Focus your team on meaningful work

A Harvard Business Review study found that knowledge workers are more fulfilled when they understand what organizations are trying to achieve and how their work lifts up their workplaces as a whole. In other words, meaning motivates your digital workforce.

On the surface, communicating your organization’s overarching mission, its reason for being, seems like a simple enough task. But I challenge you to ask each one of your team members to define your organization’s mission. If you have 10 employees, I bet you get nine or 10 different answers.

Instead of expecting employees to find your organization’s mission and vision on PowerPoint decks or on the website’s “about us” page, use the proven objectives and key results (OKRs) methodology.

The next piece of the puzzle helps you raise the visibility around why your employees are doing what they’re doing every day and creates a culture of motivation through meaning. Collaborate with your employees to create individual OKRs that identify goals and metrics for achievement. These OKRs should detail exactly how each employee contributes to the organization’s success and become the impetus behind everything an employee does.

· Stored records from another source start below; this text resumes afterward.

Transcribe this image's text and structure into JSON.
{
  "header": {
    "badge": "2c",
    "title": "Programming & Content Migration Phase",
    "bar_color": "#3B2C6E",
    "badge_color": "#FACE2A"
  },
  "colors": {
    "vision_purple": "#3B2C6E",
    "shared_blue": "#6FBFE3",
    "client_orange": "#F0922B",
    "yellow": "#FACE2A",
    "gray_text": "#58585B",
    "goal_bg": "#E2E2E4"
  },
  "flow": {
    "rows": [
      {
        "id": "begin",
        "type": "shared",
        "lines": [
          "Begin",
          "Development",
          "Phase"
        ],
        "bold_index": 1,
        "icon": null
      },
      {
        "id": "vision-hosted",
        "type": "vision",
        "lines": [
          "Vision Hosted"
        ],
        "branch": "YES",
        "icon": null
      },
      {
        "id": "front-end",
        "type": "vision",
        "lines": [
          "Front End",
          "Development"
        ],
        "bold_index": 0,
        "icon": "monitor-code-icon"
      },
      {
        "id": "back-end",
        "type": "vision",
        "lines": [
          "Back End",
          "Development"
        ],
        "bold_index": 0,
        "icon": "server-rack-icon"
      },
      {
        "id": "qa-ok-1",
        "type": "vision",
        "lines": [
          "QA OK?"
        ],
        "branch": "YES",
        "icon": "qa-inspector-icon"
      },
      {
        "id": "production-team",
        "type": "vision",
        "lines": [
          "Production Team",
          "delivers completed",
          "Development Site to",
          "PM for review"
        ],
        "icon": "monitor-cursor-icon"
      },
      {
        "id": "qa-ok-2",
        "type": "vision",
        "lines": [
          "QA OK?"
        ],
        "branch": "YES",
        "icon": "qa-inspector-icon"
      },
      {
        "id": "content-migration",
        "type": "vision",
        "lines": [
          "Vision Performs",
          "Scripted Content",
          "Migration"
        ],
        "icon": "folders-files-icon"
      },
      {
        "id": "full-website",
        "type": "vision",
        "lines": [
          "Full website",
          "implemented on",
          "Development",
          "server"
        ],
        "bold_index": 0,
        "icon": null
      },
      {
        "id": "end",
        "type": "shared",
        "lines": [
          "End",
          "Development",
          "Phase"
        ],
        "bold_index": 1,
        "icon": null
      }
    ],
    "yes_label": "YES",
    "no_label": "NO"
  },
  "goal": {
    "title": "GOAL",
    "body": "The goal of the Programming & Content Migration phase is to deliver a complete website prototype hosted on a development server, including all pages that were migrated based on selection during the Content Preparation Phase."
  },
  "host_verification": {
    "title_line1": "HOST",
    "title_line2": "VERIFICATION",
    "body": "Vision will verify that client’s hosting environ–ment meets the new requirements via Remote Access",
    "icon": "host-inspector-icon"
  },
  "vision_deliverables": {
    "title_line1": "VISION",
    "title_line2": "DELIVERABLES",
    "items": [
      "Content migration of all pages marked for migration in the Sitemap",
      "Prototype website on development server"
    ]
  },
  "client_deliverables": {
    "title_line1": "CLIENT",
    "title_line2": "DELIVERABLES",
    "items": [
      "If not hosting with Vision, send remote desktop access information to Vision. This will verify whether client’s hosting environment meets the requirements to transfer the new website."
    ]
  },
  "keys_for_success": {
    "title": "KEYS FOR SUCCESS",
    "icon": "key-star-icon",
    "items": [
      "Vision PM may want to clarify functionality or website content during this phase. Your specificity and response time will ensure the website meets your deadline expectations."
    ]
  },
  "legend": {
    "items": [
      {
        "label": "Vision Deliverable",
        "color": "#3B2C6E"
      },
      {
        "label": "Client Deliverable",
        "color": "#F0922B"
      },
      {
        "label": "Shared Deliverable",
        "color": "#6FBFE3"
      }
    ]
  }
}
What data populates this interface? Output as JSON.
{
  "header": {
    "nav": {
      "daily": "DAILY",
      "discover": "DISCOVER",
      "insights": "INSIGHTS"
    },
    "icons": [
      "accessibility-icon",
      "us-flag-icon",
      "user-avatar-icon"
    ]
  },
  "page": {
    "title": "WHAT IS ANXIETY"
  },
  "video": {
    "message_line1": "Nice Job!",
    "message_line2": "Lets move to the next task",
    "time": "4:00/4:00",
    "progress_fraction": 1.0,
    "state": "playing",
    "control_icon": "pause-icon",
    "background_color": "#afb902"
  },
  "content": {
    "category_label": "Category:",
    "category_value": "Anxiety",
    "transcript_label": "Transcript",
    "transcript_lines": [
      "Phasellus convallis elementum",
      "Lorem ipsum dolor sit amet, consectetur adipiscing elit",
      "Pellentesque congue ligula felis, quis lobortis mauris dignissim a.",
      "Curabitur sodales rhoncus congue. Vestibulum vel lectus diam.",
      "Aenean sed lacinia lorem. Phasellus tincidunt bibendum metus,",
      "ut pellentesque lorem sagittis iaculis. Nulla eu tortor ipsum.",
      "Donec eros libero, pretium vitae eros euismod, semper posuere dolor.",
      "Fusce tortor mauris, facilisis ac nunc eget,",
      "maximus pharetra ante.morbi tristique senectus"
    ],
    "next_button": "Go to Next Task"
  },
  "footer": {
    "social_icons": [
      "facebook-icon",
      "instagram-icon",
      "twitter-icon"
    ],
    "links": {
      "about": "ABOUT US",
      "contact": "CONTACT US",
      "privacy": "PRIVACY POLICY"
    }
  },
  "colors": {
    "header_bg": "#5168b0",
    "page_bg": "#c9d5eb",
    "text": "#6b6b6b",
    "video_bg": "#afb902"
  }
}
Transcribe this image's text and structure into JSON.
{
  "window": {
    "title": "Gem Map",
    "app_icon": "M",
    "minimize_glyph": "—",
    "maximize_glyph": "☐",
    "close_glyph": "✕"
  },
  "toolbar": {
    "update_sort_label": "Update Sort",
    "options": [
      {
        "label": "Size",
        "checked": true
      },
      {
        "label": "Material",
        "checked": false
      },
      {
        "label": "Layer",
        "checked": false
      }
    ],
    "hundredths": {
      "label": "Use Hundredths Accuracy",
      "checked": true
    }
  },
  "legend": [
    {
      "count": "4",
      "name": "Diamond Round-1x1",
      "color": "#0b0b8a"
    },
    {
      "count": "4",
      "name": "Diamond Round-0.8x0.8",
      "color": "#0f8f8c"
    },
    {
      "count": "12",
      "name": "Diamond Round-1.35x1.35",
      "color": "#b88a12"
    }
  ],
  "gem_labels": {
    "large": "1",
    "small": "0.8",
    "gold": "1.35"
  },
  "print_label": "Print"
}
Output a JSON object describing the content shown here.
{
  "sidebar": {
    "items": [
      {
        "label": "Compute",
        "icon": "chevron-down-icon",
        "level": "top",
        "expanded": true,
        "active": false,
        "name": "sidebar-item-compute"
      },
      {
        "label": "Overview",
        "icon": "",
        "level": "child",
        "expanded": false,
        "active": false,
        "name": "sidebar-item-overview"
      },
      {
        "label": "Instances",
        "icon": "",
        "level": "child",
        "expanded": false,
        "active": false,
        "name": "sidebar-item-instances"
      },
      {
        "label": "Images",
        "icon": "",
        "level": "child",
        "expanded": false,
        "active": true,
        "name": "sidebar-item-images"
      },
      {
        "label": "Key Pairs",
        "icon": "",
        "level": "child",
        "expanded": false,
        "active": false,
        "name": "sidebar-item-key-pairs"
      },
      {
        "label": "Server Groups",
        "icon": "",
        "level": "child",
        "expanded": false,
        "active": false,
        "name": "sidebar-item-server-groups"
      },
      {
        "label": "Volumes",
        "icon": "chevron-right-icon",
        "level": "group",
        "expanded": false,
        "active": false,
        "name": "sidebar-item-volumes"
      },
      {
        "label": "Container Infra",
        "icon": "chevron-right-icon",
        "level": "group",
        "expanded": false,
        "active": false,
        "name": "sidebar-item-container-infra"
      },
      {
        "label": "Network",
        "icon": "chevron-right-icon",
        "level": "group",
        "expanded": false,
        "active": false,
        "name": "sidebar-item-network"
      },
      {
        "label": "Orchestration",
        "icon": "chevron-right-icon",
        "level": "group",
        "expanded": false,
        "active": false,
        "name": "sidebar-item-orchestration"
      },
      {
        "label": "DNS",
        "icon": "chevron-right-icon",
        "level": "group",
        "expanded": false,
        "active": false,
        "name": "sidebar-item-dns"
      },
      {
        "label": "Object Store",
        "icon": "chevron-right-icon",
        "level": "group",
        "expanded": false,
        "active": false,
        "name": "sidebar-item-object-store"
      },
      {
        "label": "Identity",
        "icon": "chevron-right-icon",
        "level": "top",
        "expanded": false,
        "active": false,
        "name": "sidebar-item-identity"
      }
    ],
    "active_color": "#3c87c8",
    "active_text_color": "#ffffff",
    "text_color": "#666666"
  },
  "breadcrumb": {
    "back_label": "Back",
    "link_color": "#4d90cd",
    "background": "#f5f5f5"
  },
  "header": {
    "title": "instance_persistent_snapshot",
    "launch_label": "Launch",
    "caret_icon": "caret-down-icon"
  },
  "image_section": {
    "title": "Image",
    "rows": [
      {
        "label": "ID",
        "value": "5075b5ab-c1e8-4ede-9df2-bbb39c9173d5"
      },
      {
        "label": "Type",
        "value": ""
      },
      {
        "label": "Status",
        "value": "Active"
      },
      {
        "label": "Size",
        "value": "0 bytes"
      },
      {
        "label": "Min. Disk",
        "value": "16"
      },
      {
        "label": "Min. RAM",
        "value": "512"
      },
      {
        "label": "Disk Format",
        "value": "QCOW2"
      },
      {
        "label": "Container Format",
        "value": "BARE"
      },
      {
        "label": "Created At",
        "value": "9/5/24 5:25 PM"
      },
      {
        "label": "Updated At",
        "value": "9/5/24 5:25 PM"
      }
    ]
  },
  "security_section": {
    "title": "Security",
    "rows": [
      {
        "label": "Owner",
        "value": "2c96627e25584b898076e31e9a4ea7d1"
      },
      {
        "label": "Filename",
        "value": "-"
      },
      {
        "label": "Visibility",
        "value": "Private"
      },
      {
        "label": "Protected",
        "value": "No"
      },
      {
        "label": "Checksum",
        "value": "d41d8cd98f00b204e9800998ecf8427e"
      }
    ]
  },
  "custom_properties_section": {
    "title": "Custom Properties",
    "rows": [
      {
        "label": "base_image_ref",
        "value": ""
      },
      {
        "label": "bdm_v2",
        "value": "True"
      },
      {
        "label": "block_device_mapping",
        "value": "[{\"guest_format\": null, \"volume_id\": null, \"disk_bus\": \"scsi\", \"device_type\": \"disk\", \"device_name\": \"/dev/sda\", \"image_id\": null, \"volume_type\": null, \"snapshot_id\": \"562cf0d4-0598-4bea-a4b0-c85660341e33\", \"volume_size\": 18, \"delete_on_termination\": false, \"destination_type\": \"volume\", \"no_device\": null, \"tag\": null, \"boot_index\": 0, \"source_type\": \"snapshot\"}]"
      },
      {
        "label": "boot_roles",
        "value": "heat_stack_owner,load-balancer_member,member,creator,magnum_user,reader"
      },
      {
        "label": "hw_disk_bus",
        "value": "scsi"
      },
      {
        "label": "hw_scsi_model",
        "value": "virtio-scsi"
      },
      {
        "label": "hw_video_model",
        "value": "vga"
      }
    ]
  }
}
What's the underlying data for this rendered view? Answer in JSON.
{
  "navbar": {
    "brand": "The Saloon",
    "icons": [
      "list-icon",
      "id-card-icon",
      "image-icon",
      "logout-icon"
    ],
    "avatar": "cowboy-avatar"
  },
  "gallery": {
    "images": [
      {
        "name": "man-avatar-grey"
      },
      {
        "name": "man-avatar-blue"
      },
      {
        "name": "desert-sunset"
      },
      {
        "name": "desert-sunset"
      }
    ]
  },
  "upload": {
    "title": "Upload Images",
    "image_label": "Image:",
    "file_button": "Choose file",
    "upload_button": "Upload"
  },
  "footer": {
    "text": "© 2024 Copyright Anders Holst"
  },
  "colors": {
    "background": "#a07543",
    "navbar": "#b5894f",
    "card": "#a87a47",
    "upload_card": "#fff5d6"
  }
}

I tell my workforce to review their OKRs every morning to help them focus on what’s important. It is like daily meditation for your business. So I didn’t worry when my director of marketing recently moved and had a baby. Because we had worked together to set thoughtful OKRs, my team member’s objectives and results were well defined. She knew where to focus her limited time. No distractions from the cacophony of requests. No anxiety over letting down her team. Just peace of mind that she was focusing on the right tasks.